When we experience relational trauma, relationships can feel scary, but reestablishing safety and trust in relationships is where the healing happens. (To be clear, we do not mean reestablishing safety and trust with abusers, but rather finding other healing relationships.) 

“When safety and trust had been established, people were able to connect with helpers. The nature of the behaviours of helpers that fostered healing ranged from small acts of kindness to unconditional love.”

  • “Moving from being wounded, through suffering to healing, is possible. It is facilitated by developing safe, trusting relationships and by positive reframing that moves through the weight of responsibility to the ability to respond.”
  • “Relationships with health professionals were among these but were not necessarily any more important to the healing journey than other kinds of helpers, which included family members, friends, spirituality and their God, pets, support groups, administrators, case workers and supervisors.”

Healing probably means different things to different people, but one definition that emerged from the study is: “The re-establishment of a sense of integrity and wholeness.” 

Healing was an emergent property that resulted from each individuals’ complex healing journey, a result of bridged connections between resources and relationships. “…they gradually found relief from suffering and began to exhibit emergent characteristics: a sense of hope, self-acceptance, and a desire to help others—the immediate precursors to healing.”

 In varying degrees, “they were able to transcend their suffering and in some sense to flourish.” 

  • Helping Others: We find meaning in helping others. “Understanding that suffering gives the strength and experience to help others in similar situations.”
  • Hope: We begin to have hope that we will not always feel this bad. A Crohn’s patient said, “I think gradually I realized that I was going to feel better. I did have days when I actually didn’t vomit, when I did feel better. And I think gradually I came to believe that maybe I could have a normal life again.”
  • Self-Acceptance: We see our inherent value and understand that we are not to blame for our suffering. A participant living with HIV said, “I’m really proud of myself. I think that now I still want to live. I don’t want to die, and I really love myself a lot. I have a lot of comfort in myself.”

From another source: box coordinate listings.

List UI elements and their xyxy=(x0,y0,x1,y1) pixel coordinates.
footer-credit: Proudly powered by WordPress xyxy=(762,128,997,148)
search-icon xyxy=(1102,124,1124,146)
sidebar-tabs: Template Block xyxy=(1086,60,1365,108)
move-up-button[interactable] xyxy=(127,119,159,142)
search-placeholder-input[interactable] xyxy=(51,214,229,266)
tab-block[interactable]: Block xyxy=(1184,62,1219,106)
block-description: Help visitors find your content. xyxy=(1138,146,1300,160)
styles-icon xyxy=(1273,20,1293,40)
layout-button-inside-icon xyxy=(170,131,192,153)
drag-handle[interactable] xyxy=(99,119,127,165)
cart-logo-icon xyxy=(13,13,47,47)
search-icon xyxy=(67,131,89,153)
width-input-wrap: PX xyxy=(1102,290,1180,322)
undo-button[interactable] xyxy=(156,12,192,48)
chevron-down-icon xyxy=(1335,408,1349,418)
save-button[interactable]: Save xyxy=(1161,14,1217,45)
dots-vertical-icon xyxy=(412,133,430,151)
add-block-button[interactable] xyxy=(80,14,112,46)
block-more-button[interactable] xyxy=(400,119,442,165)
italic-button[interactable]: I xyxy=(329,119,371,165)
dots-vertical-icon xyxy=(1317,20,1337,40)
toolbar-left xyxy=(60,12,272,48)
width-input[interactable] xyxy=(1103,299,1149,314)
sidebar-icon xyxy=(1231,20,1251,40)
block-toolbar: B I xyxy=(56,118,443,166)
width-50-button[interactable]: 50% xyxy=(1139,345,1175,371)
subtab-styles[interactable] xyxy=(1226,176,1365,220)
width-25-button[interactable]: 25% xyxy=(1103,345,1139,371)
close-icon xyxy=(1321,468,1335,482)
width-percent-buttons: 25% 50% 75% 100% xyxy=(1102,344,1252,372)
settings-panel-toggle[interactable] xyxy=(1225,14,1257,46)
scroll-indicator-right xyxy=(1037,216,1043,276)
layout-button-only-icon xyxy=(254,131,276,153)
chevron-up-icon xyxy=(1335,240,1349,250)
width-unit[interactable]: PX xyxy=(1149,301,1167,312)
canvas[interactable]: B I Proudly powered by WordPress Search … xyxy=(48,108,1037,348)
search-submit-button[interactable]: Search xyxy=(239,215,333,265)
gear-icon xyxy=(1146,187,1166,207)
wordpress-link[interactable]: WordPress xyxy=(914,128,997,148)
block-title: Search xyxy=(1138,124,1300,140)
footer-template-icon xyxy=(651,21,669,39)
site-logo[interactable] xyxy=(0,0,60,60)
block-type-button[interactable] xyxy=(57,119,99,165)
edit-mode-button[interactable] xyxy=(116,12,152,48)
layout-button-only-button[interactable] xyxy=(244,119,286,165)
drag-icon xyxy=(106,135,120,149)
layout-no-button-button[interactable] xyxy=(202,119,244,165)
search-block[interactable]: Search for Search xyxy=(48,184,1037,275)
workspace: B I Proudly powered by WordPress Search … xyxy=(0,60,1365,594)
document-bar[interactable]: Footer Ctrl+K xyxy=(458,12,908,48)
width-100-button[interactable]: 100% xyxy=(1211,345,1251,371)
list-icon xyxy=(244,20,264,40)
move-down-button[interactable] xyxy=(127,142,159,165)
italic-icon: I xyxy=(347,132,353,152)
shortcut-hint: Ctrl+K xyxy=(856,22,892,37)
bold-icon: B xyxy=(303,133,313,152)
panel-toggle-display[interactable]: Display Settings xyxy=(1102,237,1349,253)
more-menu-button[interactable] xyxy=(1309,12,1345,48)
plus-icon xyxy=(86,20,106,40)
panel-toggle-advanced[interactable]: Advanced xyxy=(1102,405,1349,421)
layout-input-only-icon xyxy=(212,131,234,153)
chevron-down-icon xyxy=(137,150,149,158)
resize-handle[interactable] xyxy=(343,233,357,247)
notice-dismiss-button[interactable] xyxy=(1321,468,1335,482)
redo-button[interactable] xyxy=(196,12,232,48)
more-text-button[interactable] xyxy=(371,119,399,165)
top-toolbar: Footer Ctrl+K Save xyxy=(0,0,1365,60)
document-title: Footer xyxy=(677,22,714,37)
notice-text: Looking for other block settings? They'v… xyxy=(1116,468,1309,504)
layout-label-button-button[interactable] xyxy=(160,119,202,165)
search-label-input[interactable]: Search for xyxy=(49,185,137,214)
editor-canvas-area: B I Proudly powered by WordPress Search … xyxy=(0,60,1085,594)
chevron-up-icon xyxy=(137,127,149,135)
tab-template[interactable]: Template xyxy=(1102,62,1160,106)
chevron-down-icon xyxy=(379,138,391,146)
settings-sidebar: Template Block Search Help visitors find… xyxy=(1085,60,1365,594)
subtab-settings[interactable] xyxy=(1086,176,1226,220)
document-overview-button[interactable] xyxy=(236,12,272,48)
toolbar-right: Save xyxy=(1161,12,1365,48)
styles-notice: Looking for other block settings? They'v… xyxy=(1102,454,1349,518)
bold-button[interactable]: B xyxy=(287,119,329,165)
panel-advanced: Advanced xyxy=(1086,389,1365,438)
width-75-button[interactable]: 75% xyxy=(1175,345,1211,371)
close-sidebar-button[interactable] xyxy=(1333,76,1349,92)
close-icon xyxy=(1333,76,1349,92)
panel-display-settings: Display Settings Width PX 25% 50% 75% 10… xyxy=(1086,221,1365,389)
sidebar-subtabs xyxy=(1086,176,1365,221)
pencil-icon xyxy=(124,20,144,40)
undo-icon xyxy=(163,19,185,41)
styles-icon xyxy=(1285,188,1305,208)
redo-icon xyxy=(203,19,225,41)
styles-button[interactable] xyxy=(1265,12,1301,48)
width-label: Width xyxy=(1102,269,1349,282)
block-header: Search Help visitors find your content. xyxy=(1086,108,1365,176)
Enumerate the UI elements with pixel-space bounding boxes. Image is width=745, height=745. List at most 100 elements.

Suffering is the ongoing pain from wounding. 

There is debate about whether or not one actually needs to experience suffering on the path to healing.

Wounding happens when we experience physical or emotional harm. It can stem from chronic illness or by physical or psychological trauma for which we do not have the tools to cope, or a combination of those factors. 

“The degree and quality of suffering experienced by each individual is framed by contextual factors that include personal characteristics, timing of their initial or ongoing wounding in the developmental life cycle and prior and current relationships.”

Characteristics: How predisposed someone may be to wounding/how many tools and resources someone may have to deal with trauma/illness.

Lifestages: Developmental timing plays an important role in the impact of trauma — young children often do not have the same resources as older adults.

Relationships: Relationships can provide solace and support for those suffering, while lack of healthy relationships can prolong suffering.